10:02 a.m: Judge Adams calls for 10-minute break.
10:00 a.m.: Flores says Neuman and Andrea's conversations were "saturated" with talk about the children "not having what they needed," and that Neuman had been "ruminating all this information she had been giving him" and he's thinking that they might be experiencing what he experienced as a child and Neuman experienced a "transitory hallicination" in seeing the angel who told him he must protect the children.
9:50 a.m.: Judge Adams sustains prosecution's objection to the way Peters' questions are formatted. Flores says Andrea Sneiderman's "pushing and pulling," saying "I love you but I can't have you" is "very powerful in creating a strong attachment" and made his delusions stronger. She says Andrea was "planting suggestions" and influencing Neuman to behave in a way that matched her feelings and desires.
9:45 a.m.: Flores says there is a history of bipolar disorder in Neuman's family. She says she is "not surprised at all" that people who knew Neuman did not see abnormal behavior in him. She draws a distinction between people who are delusional and schizophrenic and says delusional people can appear normal.
9:40 a.m.: Neuman's actions through the past 15 years show evidence of bipolar behavior -- going from extremes of depression to great highs to psychosis. She says delusional behavior would not be evident to most people, that only Andrea Sneiderman saw this phase of Neuman's behavior.
9:35 a.m.: Flores says Neuman's denials in the police interview don't change her opinion that he is legally insane. She says his sole focus was to keep Andrea from finding out that he was the killer.
9:30 a.m.: She says Neuman told her "he's not sure he would have stopped" from killing Sneiderman even if the police had been at the scene at the time; he was more concerned about protecting the children, she says, and was not concerned about the police. She says he believed that killing Sneiderman "was the right thing for him to do." She says Neuman "has no memory loss" about the crime and she says this is evidence that Neuman is not "malingering."
9:25 a.m.: Flores says Neuman believed he was rescuing the Sneiderman children from Rusty Sneiderman, who he believed posed a danger to the children. She says the fact that Neuman disguised himself and disposed of the murder weapon does not change her diagnosis that he was legally insane. She says Neuman believed he and Andrea had a "special connection" and that they would live together and raise the children after Rusty was killed.

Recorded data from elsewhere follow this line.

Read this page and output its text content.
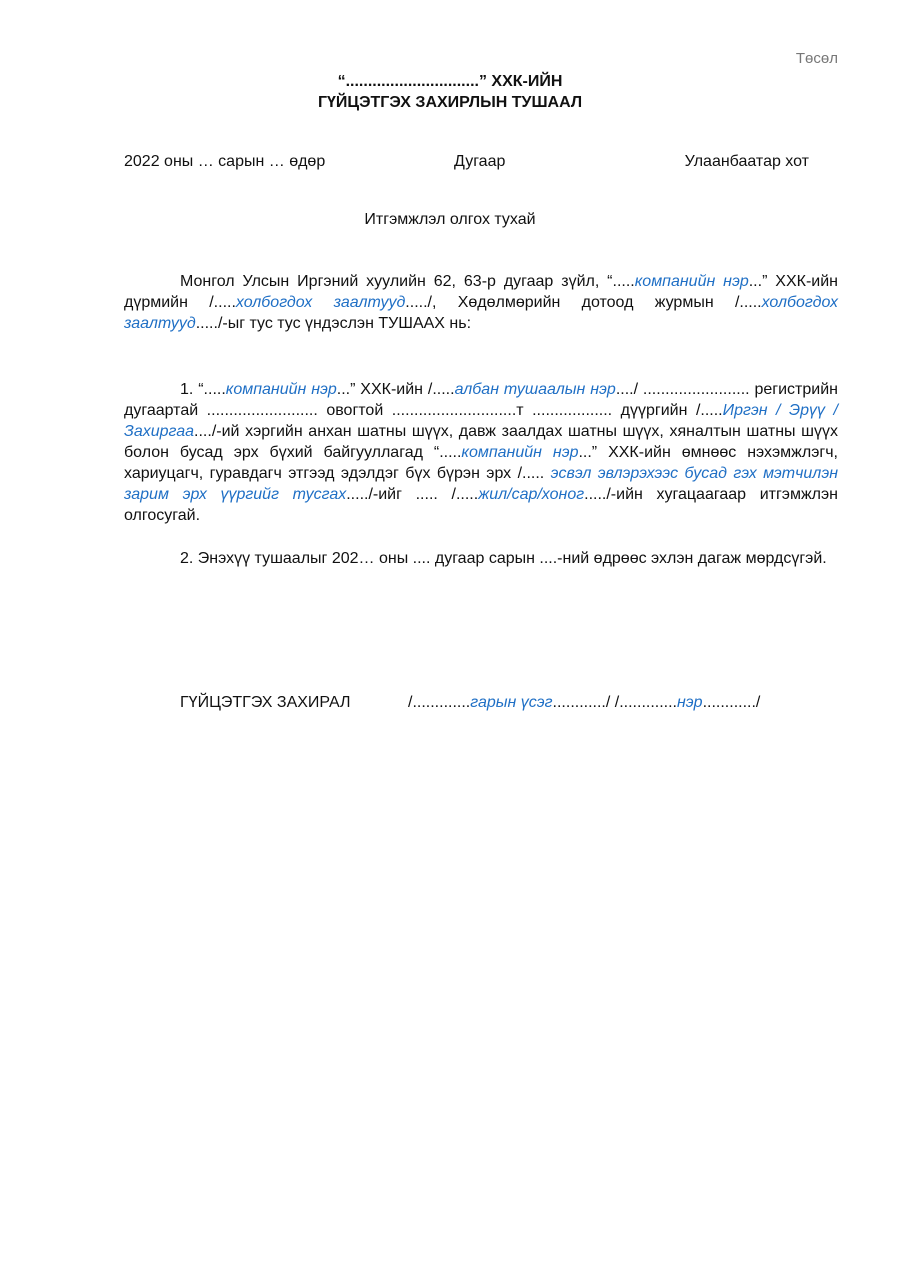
Төсөл
“..............................” ХХК-ИЙН
ГҮЙЦЭТГЭХ ЗАХИРЛЫН ТУШААЛ
2022 оны … сарын … өдөр	Дугаар	Улаанбаатар хот
Итгэмжлэл олгох тухай

Монгол Улсын Иргэний хуулийн 62, 63-р дугаар зүйл, “.....компанийн нэр...” ХХК-ийн дүрмийн /.....холбогдох заалтууд...../, Хөдөлмөрийн дотоод журмын /.....холбогдох заалтууд...../-ыг тус тус үндэслэн ТУШААХ нь:

1. “.....компанийн нэр...” ХХК-ийн /.....албан тушаалын нэр..../ ........................ регистрийн дугаартай ......................... овогтой ............................т .................. дүүргийн /.....Иргэн / Эрүү / Захиргаа..../-ий хэргийн анхан шатны шүүх, давж заалдах шатны шүүх, хяналтын шатны шүүх болон бусад эрх бүхий байгууллагад “.....компанийн нэр...” ХХК-ийн өмнөөс нэхэмжлэгч, хариуцагч, гуравдагч этгээд эдэлдэг бүх бүрэн эрх /..... эсвэл эвлэрэхээс бусад гэх мэтчилэн зарим эрх үүргийг тусгах...../-ийг ..... /.....жил/сар/хоног...../-ийн хугацаагаар итгэмжлэн олгосугай.

2. Энэхүү тушаалыг 202… оны .... дугаар сарын ....-ний өдрөөс эхлэн дагаж мөрдсүгэй.

ГҮЙЦЭТГЭХ ЗАХИРАЛ	/.............гарын үсэг............/ /.............нэр............/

9:15 a.m.: Flores tells defense attorney Doug Peters that Andrea was sharing more with Neuman about her family problems than she shared with anyone else. She says while in London, Neuman helped Andrea pick out gifts for her children. Flores says this and emails about the children to Andrea are "something a parent would do."
9:10 a.m.: Flores reviews emails between Hemy Neuman and Andrea Sneiderman discussing plans to go to a dance club when they are in London. An email after the trip from Andrea says "tension is bad" now that she's back home. Flores says the emails show a pattern of "pushing and pulling" of Neuman by Andrea Sneiderman.
9:06 a.m.: Jury enters courtroom, psychologist Adriana Flores is sworn in to resume testimony for the defense.
9:03 a.m.: Judge Adams enters courtoom.